O confronto também afeta o mercado global. O preço do petróleo, que chegou perto de US$ 120 por barril, voltou a subir com o temor de interrupção no fornecimento, especialmente porque o Estreito de Ormuz, por onde passa cerca de um quinto do petróleo mundial, permanece bloqueado. Diante da crise, a Agência Internacional de Energia recomendou a liberação de 400 milhões de barris das reservas estratégicas globais, na maior intervenção já proposta para tentar estabilizar os preços.

Nos Estados Unidos, Donald Trump afirmou que as forças americanas destruíram 28 navios iranianos capazes de lançar minas e indicou que o conflito pode não durar muito mais tempo, dizendo que "não há praticamente mais nada" para atingir no Irã.
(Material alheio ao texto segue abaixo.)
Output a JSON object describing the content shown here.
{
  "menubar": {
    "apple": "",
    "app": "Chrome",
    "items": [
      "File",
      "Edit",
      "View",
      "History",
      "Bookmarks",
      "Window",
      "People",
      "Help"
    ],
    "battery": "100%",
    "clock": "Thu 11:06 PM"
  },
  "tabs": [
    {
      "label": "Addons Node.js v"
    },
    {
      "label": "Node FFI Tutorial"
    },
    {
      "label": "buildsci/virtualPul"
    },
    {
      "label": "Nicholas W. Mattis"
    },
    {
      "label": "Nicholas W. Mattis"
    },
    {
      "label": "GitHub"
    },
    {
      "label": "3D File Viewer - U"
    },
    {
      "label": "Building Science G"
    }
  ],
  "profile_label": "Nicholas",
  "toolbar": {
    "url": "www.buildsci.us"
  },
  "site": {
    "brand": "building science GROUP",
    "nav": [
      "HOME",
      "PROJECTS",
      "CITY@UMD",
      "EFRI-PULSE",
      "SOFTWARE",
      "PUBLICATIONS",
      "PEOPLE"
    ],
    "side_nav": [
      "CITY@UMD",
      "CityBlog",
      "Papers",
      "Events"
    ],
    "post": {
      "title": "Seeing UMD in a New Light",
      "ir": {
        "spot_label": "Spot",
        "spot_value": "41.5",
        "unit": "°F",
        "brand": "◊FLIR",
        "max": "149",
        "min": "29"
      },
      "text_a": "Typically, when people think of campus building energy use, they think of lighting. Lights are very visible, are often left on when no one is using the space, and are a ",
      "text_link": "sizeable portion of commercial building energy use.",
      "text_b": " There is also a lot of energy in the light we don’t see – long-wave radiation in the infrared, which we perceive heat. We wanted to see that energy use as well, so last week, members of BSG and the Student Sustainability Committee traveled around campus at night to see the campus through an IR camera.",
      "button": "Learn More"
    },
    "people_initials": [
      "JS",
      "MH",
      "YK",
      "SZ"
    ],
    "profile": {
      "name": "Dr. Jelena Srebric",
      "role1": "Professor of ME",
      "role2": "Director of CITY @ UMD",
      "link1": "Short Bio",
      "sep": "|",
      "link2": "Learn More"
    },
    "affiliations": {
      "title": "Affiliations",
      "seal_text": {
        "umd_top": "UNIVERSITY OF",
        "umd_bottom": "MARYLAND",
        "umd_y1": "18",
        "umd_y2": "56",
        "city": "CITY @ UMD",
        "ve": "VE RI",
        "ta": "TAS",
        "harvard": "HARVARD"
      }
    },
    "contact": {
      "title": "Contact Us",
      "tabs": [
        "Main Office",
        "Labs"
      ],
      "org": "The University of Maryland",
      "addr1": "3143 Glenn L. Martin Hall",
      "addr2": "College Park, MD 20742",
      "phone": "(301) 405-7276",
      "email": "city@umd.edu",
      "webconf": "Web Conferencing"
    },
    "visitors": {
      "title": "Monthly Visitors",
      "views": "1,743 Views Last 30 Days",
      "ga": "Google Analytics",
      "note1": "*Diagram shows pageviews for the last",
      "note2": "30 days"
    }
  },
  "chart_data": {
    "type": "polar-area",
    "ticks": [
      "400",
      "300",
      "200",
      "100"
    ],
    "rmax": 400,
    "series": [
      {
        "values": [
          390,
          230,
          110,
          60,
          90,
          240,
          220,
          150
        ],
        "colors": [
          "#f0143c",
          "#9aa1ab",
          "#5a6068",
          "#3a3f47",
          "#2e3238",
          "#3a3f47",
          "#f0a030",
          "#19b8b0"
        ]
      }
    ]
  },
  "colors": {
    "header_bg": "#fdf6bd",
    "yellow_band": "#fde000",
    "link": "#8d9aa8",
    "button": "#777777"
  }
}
Apesar disso, autoridades israelenses afirmam que ainda há uma lista extensa de alvos, incluindo mísseis balísticos e instalações ligadas ao programa nuclear iraniano. O ministro da Defesa de Israel declarou que a operação militar continuará "sem limite de tempo".

O Irã, por sua vez, indicou que pretende prolongar a pressão econômica e militar sobre os adversários. O porta-voz do comando militar iraniano afirmou: "Preparem-se para que o petróleo chegue a US$200 o barril, porque o preço do petróleo depende da segurança regional, que foi desestabilizada por vocês".

Enquanto isso, ataques e tensões continuam a se espalhar pela região, com alertas de possíveis ataques contra infraestrutura energética e alvos ligados aos EUA no Oriente Médio. Nos mercados globais, o cenário de guerra prolongada mantém investidores em alerta e aumenta o risco de um novo choque do petróleo semelhante ao dos anos 1970.